An autonomous sweet pepper harvesting robot must perform several tasks to successfully harvest a fruit. Due to the highly unstructured environment in which the robot operates and the presence of occlusions, the current challenges are to improve the detection rate and lower the risk of losing sight of the fruit while approaching the fruit for harvest. Therefore, it is crucial to choose the best approach direction with least occlusion from obstacles.

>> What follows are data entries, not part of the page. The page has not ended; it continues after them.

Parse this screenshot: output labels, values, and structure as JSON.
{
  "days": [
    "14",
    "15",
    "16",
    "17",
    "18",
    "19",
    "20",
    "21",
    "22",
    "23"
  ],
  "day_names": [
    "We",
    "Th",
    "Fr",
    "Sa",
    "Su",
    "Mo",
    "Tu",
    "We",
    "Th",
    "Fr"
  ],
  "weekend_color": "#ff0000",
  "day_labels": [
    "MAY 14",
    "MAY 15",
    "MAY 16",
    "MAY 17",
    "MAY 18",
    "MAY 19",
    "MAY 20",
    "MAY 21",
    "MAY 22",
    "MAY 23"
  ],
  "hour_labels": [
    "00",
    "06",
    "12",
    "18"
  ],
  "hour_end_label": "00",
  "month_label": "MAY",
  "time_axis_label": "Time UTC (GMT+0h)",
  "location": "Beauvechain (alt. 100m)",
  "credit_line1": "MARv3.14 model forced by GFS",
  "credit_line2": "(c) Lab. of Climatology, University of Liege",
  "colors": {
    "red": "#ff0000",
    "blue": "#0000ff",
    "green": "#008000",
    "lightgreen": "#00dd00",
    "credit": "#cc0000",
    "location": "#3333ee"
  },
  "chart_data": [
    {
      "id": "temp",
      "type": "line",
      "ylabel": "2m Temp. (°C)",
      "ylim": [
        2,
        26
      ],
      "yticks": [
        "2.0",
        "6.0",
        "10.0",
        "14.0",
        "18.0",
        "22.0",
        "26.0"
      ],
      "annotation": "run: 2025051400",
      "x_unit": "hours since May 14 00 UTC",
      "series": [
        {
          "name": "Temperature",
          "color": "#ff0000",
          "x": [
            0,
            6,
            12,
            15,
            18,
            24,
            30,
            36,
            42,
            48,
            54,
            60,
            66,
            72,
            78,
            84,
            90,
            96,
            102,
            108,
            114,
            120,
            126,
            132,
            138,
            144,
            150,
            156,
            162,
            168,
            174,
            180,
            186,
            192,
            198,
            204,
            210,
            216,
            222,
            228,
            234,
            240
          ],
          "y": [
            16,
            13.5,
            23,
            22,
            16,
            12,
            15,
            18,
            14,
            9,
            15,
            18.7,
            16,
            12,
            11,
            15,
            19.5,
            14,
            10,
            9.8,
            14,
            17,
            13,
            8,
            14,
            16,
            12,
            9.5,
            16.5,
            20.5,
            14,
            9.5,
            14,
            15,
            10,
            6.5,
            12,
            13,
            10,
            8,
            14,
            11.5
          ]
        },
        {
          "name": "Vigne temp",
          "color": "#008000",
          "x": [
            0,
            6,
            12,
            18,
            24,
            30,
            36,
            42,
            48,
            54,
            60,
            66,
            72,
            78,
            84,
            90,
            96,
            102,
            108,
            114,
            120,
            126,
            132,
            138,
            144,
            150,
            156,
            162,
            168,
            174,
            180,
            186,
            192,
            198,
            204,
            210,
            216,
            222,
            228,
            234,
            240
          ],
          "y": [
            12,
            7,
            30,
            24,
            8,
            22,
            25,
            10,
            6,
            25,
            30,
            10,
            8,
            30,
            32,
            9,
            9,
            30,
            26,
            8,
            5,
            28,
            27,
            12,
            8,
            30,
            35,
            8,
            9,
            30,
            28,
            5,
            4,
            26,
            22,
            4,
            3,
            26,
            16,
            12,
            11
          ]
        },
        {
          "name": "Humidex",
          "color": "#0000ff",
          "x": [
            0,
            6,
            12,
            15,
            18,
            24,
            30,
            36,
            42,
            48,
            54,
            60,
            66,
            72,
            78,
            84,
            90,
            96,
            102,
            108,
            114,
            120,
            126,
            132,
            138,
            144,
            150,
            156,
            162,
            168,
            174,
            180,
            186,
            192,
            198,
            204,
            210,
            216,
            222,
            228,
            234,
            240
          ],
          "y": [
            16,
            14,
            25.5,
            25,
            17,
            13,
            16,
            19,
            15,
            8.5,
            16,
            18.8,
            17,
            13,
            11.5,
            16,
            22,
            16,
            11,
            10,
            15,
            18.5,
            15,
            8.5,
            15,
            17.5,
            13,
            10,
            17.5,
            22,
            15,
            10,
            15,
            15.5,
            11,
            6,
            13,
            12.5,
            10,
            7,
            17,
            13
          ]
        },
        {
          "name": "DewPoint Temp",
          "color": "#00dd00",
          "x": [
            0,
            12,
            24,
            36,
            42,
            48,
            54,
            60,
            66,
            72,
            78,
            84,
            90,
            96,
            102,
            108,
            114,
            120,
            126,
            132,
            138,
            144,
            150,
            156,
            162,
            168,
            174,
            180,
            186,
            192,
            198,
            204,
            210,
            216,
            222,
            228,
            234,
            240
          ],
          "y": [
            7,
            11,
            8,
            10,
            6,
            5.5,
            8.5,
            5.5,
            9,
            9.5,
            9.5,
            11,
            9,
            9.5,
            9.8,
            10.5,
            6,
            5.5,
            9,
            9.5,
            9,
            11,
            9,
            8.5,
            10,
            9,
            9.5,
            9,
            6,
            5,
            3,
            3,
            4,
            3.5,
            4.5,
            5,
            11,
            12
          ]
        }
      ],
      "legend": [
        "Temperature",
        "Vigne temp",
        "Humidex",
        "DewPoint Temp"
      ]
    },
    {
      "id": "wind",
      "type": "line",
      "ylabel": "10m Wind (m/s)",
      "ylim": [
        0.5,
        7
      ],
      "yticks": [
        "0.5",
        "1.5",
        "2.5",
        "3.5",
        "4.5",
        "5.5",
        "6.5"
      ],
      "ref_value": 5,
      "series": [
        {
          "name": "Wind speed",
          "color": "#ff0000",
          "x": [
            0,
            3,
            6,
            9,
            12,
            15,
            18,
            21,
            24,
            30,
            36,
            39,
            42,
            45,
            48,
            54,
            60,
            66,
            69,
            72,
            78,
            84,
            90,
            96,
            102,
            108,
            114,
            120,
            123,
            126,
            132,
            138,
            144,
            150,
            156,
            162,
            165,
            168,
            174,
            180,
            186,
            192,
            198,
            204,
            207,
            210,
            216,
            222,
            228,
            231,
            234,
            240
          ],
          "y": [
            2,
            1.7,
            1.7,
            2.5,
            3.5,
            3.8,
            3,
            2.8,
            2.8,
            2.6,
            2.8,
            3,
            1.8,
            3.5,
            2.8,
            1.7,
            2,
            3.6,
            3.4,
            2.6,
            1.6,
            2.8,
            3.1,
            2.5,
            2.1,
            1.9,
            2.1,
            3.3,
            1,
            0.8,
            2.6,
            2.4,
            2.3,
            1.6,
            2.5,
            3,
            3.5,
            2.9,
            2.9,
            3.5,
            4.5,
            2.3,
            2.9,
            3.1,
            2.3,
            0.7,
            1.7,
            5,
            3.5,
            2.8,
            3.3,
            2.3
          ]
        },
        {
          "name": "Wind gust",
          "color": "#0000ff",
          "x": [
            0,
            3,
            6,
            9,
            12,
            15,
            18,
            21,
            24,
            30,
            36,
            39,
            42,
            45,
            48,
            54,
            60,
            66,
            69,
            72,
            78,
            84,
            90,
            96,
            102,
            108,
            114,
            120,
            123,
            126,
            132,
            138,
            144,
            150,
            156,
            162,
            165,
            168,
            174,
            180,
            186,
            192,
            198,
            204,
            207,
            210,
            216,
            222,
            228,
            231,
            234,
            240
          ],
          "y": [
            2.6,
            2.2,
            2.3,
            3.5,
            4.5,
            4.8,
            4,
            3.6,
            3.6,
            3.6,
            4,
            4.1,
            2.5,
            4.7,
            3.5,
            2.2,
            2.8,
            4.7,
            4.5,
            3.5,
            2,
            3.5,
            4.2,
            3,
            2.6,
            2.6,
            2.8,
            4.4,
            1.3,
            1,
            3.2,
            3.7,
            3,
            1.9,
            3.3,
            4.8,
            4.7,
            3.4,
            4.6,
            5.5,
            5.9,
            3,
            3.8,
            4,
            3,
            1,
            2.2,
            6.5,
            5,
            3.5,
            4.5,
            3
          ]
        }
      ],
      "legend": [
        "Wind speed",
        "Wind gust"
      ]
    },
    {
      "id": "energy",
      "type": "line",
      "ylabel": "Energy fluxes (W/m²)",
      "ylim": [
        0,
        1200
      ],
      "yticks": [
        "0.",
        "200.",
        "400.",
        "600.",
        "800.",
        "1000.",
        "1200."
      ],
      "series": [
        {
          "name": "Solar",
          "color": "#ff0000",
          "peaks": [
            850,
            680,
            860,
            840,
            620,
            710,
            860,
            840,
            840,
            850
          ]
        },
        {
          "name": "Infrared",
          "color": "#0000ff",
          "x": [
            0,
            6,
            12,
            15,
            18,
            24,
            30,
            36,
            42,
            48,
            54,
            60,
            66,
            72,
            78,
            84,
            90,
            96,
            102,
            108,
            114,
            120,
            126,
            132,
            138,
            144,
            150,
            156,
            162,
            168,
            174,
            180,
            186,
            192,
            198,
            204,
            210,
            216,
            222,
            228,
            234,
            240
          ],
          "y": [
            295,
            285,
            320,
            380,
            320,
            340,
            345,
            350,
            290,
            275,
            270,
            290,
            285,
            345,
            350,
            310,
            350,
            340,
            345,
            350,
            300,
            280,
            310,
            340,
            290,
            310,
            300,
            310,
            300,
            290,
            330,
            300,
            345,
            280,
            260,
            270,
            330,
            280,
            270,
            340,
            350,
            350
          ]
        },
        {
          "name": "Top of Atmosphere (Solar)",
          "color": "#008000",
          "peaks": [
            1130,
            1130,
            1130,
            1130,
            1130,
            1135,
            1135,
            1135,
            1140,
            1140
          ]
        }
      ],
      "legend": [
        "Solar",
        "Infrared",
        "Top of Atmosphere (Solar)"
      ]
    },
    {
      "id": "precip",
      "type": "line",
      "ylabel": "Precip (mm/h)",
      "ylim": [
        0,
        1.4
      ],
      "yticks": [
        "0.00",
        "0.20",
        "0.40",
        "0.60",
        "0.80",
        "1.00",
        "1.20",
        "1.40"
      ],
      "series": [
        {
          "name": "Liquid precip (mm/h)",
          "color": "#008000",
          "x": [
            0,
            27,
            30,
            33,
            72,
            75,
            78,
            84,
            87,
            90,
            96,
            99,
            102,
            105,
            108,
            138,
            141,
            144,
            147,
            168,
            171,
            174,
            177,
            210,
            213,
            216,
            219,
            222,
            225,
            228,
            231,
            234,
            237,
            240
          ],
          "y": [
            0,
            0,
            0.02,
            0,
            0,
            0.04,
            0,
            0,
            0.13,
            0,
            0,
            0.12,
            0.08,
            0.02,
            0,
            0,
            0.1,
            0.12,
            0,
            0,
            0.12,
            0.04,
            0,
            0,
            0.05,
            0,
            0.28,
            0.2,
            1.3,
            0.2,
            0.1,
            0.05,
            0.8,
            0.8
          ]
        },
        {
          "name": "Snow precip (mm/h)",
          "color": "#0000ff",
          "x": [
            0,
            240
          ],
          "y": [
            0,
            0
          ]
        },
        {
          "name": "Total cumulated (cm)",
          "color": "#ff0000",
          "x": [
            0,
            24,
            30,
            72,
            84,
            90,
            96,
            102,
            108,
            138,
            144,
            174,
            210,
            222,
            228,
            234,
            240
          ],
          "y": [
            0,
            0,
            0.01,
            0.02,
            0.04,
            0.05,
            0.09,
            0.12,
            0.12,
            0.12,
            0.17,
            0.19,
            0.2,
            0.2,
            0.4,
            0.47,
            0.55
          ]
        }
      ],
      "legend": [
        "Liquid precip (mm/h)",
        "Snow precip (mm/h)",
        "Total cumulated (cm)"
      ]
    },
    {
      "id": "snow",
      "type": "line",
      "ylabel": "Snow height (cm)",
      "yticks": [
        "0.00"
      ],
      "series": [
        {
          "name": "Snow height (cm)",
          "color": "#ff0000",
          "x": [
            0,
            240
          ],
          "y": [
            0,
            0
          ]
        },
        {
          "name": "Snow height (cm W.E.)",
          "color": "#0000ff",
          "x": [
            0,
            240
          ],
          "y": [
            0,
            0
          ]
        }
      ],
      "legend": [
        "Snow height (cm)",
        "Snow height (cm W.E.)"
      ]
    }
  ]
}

The value of ideal information regarding the best approach direction was evaluated by comparing it to a method attempting several directions until successful harvesting is performed. A laboratory experiment was conducted on artificial sweet pepper plants using a system based on eye-in-hand configuration comprising a 6DOF robotic manipulator equipped with an RGB camera. The performance is evaluated in laboratorial conditions using both descriptive statistics of the average harvesting times and harvesting success as well as regression models. The results show roughly 40–45% increase in average harvest time when no a-priori information of the correct harvesting direction is available with a nearly linear increase in overall harvesting time for each failed harvesting attempt. The variability of the harvesting times grows with the number of approaches required, causing lower ability to predict them.
Tests show that occlusion of the front of the peppers significantly impacts the harvesting times. The major reason for this is the limited workspace of the robot often making the paths to positions to the side of the peppers significantly longer than to positions in front of the fruit which is more open.